1. Take it one moment at a time

The reality is that we just don’t know what’s going to happen, and so that’s what you’re dealing with. And it can feel as if those thoughts are driving us insane. And in this context, it’s really OK to try and distract yourself as much as possible. You could do whatever absorbs your attention. (Read, bake, go for a walk, watch something enjoyable, talk to a friend, play with a pet…)

2. It's out of our hands

Sometimes we might feel as if it’s our job to try and keep our baby alive by the sheer force of our will. We think that if we want it enough, and focus enough, it will be OK. (And sometimes we can think that if it isn’t OK, then we must have done something wrong, which of course we haven’t…)

 

But actually, all of this is out of our hands. And if you do want to send your baby love and prayers, and good wishes for its health and survival, then that’s a really lovely thing to do. But don’t feel that you have to do that.

3. Allow the roller-coaster of emotions

It’s OK to feel a wide range of emotions. And you may move through a lot of different ones, and they might seem to be conflicting sometimes. I remember a strong combination of fear, hope and uncertainty. Sometimes I felt desperate, and almost itchy with wanting it to change.

 

Have compassion for yourself, if you’re feeling like this: it’s completely understandable. Don’t beat yourself up for not being on an even keel. And remember that this uncertainty will end eventually.

4. EFT "tapping" can help

Just before my third miscarriage, I discovered “tapping” (EFT – Emotional Freedom Techniques.) As the name implies, it’s a simple and effective self-help tool which allows you to reduce the intensity of strong feelings and emotions.

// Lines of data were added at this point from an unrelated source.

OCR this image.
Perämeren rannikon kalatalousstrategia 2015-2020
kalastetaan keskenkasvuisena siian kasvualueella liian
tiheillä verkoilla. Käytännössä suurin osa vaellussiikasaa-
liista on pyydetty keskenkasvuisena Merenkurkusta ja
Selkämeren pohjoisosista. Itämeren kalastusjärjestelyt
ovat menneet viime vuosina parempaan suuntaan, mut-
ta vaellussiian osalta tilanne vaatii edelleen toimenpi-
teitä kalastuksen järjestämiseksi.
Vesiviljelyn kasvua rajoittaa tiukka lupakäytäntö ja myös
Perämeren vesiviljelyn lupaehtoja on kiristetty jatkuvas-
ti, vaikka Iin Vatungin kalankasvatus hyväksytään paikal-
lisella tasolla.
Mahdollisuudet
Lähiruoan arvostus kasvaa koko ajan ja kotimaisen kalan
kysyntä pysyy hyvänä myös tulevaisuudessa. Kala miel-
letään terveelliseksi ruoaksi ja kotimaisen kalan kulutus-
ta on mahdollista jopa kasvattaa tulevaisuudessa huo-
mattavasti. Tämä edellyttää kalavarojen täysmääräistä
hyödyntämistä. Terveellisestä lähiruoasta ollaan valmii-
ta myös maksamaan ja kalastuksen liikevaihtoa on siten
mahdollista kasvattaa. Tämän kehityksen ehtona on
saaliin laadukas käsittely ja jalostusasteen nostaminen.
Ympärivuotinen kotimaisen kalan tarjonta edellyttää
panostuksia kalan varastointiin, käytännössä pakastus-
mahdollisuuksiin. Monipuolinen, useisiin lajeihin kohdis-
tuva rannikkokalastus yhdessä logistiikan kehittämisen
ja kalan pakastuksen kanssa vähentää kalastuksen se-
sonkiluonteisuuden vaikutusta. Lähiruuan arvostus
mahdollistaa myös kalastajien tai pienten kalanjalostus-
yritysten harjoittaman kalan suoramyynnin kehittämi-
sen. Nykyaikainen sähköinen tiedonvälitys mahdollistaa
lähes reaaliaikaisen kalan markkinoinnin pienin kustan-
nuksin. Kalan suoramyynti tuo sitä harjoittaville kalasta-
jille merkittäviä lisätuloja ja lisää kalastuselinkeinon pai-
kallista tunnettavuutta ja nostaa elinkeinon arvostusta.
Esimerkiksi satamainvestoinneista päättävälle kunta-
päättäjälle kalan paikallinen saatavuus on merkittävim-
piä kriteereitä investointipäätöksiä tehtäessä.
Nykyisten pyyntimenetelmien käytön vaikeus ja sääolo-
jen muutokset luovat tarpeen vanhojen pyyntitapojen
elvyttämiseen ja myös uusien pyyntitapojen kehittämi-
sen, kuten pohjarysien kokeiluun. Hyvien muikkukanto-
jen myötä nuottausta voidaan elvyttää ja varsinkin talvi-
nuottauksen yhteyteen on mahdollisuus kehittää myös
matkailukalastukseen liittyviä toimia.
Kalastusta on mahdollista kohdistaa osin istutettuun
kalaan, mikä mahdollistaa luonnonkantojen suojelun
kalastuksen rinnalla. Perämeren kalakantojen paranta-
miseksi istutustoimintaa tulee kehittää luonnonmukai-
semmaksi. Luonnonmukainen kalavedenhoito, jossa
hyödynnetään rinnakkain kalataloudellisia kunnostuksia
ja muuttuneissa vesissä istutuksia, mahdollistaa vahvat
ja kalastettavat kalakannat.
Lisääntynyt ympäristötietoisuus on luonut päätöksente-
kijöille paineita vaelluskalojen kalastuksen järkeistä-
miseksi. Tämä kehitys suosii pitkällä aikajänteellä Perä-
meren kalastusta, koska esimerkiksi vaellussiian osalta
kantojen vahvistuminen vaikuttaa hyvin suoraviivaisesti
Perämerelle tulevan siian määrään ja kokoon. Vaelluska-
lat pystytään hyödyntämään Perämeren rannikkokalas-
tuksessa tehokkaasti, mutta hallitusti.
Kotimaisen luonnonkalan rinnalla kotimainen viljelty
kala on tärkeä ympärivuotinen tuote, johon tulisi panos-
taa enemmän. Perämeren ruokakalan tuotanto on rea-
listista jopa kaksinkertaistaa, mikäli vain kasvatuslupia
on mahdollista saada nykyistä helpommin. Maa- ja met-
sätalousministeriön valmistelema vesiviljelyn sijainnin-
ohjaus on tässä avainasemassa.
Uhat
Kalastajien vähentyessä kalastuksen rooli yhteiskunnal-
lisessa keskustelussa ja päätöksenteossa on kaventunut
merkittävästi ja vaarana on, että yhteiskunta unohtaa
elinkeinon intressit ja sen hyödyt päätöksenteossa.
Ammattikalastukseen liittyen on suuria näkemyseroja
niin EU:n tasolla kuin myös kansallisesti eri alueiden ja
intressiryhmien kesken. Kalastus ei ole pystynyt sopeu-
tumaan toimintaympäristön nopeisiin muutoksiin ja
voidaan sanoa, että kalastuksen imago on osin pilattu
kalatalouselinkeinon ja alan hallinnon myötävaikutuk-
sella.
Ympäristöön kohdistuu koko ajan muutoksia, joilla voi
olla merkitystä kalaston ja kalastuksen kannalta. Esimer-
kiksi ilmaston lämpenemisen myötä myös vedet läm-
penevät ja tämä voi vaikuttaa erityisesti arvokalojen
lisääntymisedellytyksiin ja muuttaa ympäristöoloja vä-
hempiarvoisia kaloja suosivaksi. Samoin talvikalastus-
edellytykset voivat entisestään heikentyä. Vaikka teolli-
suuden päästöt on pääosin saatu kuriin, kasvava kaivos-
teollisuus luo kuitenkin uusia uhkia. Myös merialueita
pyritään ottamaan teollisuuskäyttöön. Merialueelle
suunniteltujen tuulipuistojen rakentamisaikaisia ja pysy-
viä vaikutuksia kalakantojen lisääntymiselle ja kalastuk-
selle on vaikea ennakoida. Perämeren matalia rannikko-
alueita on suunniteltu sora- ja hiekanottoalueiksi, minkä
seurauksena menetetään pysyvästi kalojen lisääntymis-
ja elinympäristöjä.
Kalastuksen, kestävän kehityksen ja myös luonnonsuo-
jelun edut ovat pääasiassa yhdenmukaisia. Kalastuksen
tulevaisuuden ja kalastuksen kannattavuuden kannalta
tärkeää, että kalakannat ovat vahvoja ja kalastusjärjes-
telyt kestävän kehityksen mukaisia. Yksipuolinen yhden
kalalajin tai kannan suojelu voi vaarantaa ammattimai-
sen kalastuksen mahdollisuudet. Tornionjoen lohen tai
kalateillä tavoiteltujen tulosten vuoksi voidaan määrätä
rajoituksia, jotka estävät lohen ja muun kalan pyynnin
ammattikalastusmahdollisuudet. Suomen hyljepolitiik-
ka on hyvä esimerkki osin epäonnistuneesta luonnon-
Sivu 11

I “tapped” on myself an enormous amount, and it always helped me to feel calmer and more peaceful, no matter what was going on. It’s extremely useful. It’s one of the techniques which I teach to my clients, so that they can use it to help themselves feel a little better, any time they need it.

5. Take great care of yourself

It’s important that you look after yourself during this time of anxiety. One of the best things you can do for your baby is to treat yourself gently and kindly. See if you can rest, if you need it, and do things which help you to relax. Looking after your own health and well-being, at this time, is valuable.

Look after yourself, however you’re feeling. Distract yourself, if that’s helpful. Remember that what happens is probably beyond our control. Allow the roller-coaster of emotions to pass through you. Perhaps consider “tapping.” And above all, take kind and gentle care of yourself.

I’m wishing you all the very best, and sending you my love.